Bu durum, seçimlere doğru giderken sürekli destek kaybeden RTE-AKP için büyük tehlike…

Marketlerde fiyat denetimi ile suçu marketlere atmak istediler, olmadı…

 

Ortağı DB-MHP, suçu biraz da abartarak kebapçılara yükledi, hiç olmadı…

RTE, tarım kredi kooperatifinden alışveriş yaptı, “her şey normal” dedi, ama bu da olmadı…

Sonunda çözüm buldu,

“1000 market açacağız” deyiverdi! (03.10.21)

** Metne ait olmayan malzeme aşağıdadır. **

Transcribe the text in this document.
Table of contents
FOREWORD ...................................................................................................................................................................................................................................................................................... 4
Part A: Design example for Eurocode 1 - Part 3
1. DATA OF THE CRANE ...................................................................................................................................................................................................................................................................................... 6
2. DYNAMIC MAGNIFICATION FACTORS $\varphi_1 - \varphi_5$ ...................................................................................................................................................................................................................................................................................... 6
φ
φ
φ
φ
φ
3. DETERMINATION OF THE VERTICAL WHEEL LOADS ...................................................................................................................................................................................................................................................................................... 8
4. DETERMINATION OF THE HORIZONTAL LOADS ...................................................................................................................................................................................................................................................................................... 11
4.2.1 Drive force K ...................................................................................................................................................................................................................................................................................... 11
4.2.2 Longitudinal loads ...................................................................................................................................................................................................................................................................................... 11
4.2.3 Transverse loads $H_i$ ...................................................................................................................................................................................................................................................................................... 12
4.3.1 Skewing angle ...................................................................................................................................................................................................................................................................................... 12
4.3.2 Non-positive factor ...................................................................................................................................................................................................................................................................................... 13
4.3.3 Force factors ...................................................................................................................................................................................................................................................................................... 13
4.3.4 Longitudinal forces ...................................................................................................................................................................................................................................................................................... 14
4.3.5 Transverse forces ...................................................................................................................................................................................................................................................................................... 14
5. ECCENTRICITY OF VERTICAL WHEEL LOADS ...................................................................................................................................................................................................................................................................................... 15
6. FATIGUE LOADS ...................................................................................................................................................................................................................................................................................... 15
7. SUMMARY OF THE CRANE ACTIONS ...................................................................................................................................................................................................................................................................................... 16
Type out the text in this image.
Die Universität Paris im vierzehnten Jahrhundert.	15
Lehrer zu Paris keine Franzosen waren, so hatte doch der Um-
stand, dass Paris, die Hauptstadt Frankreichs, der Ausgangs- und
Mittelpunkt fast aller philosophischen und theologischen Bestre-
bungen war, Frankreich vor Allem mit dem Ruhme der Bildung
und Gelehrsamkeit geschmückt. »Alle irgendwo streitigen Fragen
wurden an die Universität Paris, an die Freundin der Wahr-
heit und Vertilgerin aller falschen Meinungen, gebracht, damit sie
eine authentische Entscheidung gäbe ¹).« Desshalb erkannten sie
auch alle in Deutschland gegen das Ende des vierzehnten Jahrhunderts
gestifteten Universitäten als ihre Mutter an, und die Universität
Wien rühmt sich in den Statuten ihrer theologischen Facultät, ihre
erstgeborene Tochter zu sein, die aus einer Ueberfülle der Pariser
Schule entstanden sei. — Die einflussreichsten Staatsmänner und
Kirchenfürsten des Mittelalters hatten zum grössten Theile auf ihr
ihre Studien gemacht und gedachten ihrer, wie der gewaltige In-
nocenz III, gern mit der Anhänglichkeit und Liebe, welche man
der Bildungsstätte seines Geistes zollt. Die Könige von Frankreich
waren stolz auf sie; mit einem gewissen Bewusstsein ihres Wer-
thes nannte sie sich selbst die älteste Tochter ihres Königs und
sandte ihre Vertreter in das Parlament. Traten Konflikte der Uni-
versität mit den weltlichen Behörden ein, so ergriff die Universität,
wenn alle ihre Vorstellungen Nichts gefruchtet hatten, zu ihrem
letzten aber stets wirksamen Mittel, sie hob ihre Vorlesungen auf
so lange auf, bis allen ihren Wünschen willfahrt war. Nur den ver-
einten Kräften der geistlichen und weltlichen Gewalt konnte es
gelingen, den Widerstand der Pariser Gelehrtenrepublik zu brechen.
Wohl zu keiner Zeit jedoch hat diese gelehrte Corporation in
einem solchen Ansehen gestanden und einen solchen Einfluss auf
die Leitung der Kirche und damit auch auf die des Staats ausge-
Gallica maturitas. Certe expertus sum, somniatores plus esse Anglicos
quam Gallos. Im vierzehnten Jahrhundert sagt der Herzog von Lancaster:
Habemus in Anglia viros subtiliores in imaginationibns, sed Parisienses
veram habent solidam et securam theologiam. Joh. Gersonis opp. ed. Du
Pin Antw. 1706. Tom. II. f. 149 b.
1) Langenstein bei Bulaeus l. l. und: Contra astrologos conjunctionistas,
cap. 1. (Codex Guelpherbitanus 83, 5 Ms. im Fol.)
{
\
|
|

Fabrika, üretim tesisi diye ne var ne yok hepsini satan, satmakla övünen,

Toprağı arsa olarak gören, meraları bile yapılaşmaya açan,

Üretim diye inşaat yapan RTE-AKP,

Marketçiliğe dönüş yapıverdi.

*

Marketçilik üzerine konuşulurken gündeme Sayıştay raporu ve Pandora Belgeleri düştü.

RTE-AKP’nin şekillendirdiği Sayıştay ne kadar üstünü örtmeye çabalasa da,

2020 yılı denetim raporlarında,

İçişlerinden Sağlığa, Hazine ve Maliyeden Diyanete,

Ulaştırma ve Alt Yapıdan Aile ve Çalışma Bakanlığına,

Sarayın harcamalarına kadar…

Her alanda usulsüzlüklerin ve aşırı harcamaların yapıldığını gördük.

*

          Uluslararası Araştırmacı Gazeteciler Konsorsiyumu’nun (ICIJ) paylaştığı Pandora Belgelerinde ise dünyada 330’dan fazla siyasetçinin ve kamu görevlisinin, kaçakların, dolandırıcıların ve katillerin off-shore şirketler aracılığıyla nasıl mal mülk edindiklerini görmeye başladık. (04.10.21)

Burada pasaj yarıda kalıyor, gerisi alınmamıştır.